Gold medalist Hwang Dae-heon of South Korea celebrates during the medal ceremony for the men's 1500-meters short track speedskating during the 2022 Winter Olympics, Thursday, Feb. 10, 2022, in Beijing. (AP Photo/Jae C. Hong)

SEOUL, South Korea (AP) — As he leaves Beijing with two Olympic medals, South Korean short-track speedskater Hwang Daeheon sounds giddy about a “fried chicken pension” waiting at home.

Hwang, who won the gold in the men’s 1,500 meters and a silver in the 5,000-meter relay, has been promised a lifetime supply of fried chicken by food industry tycoon Yoon Hong-geun, chairman of the BBQ delivery franchise who also served as the chief of South Korea’s athletic mission at the Games.

“The first thing I want to do is confirm that my fried-chicken pension is real,” Hwang told reporters Thursday about his plans when returning home. “We worked hard, so we will take a break before preparing for the world championships.”

Yoon, who is also chairman of South Korea’s Skating Union, said in an Instagram post last week that he had lightheartedly offered Hwang, a fried chicken enthusiast, a lifetime supply of BBQ chicken if he won a gold in Beijing.

“And he really came back with a gold,” Yoon wrote beneath a photo of him posing with Hwang after the 1,500-meter finals.

It wasn’t immediately clear how BBQ plans to provide chicken to Hwang or whether the company intends to give chicken to other South Korean medalists too. BBQ officials didn’t return multiple calls seeking comment.
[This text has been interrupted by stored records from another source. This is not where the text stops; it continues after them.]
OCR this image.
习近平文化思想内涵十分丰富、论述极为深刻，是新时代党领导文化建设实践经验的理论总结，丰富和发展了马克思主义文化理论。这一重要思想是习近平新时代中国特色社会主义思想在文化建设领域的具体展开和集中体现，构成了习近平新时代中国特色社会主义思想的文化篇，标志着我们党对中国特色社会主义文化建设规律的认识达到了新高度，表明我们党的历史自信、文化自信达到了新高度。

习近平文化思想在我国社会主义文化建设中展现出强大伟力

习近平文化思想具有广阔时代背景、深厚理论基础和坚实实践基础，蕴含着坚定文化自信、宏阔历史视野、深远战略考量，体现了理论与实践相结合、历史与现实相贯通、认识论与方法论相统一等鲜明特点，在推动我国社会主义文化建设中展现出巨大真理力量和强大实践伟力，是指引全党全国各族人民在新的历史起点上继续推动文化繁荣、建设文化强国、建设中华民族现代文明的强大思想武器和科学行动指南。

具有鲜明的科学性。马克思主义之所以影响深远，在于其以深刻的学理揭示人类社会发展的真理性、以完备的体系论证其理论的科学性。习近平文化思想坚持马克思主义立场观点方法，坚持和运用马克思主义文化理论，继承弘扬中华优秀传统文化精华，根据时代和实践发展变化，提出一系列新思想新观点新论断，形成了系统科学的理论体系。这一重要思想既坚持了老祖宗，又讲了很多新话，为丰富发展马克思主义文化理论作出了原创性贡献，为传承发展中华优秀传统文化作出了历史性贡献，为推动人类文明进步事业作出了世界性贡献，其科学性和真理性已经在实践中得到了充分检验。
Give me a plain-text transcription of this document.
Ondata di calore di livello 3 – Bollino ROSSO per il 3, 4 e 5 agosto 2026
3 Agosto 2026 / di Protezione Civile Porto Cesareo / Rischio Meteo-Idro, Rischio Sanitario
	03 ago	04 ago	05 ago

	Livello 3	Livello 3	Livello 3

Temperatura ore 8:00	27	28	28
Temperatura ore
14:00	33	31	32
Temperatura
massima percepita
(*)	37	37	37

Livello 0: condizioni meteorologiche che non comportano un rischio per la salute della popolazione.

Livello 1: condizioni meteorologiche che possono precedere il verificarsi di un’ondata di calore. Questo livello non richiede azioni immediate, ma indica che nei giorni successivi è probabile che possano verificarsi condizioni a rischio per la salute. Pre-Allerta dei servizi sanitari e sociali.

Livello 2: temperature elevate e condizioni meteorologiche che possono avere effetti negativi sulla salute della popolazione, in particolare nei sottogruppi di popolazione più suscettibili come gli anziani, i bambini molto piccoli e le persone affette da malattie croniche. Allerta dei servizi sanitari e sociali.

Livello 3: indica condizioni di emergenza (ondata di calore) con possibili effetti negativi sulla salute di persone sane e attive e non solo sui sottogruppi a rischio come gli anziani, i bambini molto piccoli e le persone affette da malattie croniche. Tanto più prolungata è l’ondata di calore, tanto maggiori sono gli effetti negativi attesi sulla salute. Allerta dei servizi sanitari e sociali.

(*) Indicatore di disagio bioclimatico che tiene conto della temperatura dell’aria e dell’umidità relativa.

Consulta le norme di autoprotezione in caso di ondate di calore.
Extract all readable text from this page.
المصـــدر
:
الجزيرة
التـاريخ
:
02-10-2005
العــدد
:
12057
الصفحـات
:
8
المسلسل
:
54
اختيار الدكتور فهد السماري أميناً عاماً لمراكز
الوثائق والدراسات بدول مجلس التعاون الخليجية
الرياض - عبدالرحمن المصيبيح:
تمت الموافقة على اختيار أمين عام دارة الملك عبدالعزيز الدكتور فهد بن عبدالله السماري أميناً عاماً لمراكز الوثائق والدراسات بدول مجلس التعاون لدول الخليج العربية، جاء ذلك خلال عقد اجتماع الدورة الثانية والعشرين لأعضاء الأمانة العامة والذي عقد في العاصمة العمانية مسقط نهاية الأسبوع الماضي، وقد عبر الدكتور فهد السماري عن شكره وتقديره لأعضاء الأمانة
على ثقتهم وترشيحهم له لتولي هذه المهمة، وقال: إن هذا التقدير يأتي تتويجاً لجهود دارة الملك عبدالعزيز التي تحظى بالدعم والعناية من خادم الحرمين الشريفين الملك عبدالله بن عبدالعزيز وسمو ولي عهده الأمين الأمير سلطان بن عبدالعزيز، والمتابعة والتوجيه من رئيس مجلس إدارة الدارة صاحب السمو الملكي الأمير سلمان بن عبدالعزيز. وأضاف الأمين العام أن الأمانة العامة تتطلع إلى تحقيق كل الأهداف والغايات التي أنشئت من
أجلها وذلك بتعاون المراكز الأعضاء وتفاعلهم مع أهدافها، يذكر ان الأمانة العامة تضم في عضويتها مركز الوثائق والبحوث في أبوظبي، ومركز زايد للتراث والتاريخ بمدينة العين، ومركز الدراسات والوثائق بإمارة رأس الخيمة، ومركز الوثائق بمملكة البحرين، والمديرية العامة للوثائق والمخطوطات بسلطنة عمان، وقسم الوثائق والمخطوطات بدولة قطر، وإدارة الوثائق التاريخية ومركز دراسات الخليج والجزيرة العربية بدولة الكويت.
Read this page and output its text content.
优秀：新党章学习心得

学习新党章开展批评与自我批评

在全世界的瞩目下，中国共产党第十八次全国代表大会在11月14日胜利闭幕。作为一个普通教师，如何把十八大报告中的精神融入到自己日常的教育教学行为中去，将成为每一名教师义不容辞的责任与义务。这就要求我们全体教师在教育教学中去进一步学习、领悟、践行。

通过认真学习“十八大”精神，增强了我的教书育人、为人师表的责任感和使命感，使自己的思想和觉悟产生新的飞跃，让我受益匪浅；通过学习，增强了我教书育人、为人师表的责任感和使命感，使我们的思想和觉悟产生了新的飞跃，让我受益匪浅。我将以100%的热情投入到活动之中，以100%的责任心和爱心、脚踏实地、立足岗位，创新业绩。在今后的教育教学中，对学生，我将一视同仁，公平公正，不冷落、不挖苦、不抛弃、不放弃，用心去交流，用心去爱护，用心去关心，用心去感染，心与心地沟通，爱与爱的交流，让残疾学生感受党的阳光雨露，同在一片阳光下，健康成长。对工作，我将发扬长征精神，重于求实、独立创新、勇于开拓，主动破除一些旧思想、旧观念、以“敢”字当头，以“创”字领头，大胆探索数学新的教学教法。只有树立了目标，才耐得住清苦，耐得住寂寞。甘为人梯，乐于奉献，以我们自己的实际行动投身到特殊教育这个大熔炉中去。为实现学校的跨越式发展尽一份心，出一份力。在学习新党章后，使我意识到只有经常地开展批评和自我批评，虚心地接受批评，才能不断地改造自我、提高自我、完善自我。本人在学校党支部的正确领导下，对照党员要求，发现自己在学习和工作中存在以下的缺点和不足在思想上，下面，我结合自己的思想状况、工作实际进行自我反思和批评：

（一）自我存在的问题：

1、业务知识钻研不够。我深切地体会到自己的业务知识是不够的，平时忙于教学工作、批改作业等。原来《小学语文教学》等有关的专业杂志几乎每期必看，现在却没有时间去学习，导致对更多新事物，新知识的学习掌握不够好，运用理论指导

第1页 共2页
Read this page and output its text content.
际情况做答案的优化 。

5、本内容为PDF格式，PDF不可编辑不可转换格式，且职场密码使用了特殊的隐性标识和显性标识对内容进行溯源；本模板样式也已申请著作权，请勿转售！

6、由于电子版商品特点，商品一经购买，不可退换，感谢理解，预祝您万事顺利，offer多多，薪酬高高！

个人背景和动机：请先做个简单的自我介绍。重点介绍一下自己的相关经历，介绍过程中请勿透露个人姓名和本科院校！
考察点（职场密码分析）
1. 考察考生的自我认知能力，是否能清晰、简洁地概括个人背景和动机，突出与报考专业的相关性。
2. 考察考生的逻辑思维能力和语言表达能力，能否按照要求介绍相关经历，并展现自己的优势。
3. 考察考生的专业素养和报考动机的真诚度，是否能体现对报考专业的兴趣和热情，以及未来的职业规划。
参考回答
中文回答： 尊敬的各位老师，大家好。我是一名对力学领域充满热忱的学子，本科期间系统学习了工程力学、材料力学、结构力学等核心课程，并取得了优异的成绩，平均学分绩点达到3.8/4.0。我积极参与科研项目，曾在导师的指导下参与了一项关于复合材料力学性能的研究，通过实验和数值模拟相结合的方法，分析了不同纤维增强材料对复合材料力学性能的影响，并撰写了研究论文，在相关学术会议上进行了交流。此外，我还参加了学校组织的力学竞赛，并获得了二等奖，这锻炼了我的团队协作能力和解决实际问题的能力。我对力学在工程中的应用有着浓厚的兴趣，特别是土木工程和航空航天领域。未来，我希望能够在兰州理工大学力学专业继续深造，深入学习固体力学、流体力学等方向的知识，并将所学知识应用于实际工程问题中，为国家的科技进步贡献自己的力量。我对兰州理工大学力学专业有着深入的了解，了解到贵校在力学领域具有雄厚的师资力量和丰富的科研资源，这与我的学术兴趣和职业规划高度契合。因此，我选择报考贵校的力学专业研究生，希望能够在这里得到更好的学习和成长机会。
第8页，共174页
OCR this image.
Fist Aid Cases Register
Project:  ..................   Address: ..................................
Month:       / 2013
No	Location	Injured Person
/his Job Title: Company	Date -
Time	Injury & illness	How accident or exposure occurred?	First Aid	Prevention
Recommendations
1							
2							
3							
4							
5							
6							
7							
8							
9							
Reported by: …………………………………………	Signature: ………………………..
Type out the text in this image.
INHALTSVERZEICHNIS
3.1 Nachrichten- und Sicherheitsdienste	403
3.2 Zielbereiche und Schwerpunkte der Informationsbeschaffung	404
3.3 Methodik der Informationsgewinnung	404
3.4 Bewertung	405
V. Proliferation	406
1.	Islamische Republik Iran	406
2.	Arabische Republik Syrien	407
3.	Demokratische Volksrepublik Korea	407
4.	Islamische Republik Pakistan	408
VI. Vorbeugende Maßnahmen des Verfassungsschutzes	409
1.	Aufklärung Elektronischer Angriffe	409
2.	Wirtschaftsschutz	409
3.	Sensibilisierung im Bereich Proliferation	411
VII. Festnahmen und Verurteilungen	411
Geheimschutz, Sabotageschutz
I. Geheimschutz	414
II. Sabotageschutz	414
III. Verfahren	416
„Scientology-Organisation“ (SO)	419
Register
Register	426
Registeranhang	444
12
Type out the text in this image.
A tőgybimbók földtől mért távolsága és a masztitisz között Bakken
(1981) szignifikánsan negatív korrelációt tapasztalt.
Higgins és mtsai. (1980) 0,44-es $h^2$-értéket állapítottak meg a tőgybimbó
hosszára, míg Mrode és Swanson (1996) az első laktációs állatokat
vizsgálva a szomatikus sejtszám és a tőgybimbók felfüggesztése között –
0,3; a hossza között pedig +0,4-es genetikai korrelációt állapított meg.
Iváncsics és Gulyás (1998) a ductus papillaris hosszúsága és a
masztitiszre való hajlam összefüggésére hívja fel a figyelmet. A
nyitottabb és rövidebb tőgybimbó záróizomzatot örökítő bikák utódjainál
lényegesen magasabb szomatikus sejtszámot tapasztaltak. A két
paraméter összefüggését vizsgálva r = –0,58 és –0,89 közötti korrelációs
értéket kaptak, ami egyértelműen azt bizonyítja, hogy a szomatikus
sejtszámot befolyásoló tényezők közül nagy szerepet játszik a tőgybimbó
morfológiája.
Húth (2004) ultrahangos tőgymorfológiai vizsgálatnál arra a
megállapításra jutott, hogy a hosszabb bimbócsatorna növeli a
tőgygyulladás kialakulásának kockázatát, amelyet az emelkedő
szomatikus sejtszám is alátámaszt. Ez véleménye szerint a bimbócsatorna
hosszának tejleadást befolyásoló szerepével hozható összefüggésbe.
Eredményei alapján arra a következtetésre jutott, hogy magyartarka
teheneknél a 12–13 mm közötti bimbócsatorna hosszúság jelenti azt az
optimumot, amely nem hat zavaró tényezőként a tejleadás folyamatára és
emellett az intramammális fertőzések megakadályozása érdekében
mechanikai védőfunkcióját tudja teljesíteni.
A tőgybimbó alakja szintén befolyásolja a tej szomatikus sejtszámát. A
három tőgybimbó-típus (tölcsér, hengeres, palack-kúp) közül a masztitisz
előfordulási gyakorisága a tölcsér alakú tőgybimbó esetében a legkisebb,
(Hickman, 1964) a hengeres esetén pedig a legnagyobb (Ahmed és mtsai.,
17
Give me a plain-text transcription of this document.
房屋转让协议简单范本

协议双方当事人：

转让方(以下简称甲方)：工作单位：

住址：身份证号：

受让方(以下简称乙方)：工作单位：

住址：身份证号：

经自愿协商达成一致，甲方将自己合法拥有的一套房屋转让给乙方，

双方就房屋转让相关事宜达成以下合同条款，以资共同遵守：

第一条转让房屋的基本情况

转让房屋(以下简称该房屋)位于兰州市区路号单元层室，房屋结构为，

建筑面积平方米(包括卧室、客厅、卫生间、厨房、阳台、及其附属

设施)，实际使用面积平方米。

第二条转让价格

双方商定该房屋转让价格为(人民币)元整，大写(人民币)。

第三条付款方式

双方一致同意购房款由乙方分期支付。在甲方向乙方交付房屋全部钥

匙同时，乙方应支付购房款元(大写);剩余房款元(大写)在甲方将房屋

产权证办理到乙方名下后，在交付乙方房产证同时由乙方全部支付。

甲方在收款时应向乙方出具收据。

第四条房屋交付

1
As of Friday evening, South Korea had two golds, four silvers and a bronze in Beijing, all from skating events. Yoon had promised cash rewards of 100 million won ($83,600) for each gold, 50 million won ($41,800) for silver and 30 million won ($25,100) for bronze.

South Korea, which has long associated Olympic performances with national pride, rewards medal winners with lifelong government payments of up to 1 million won ($830) a month. Male athletes who win Olympic medals are also exempted from approximately two years of military service required for most able-bodied men.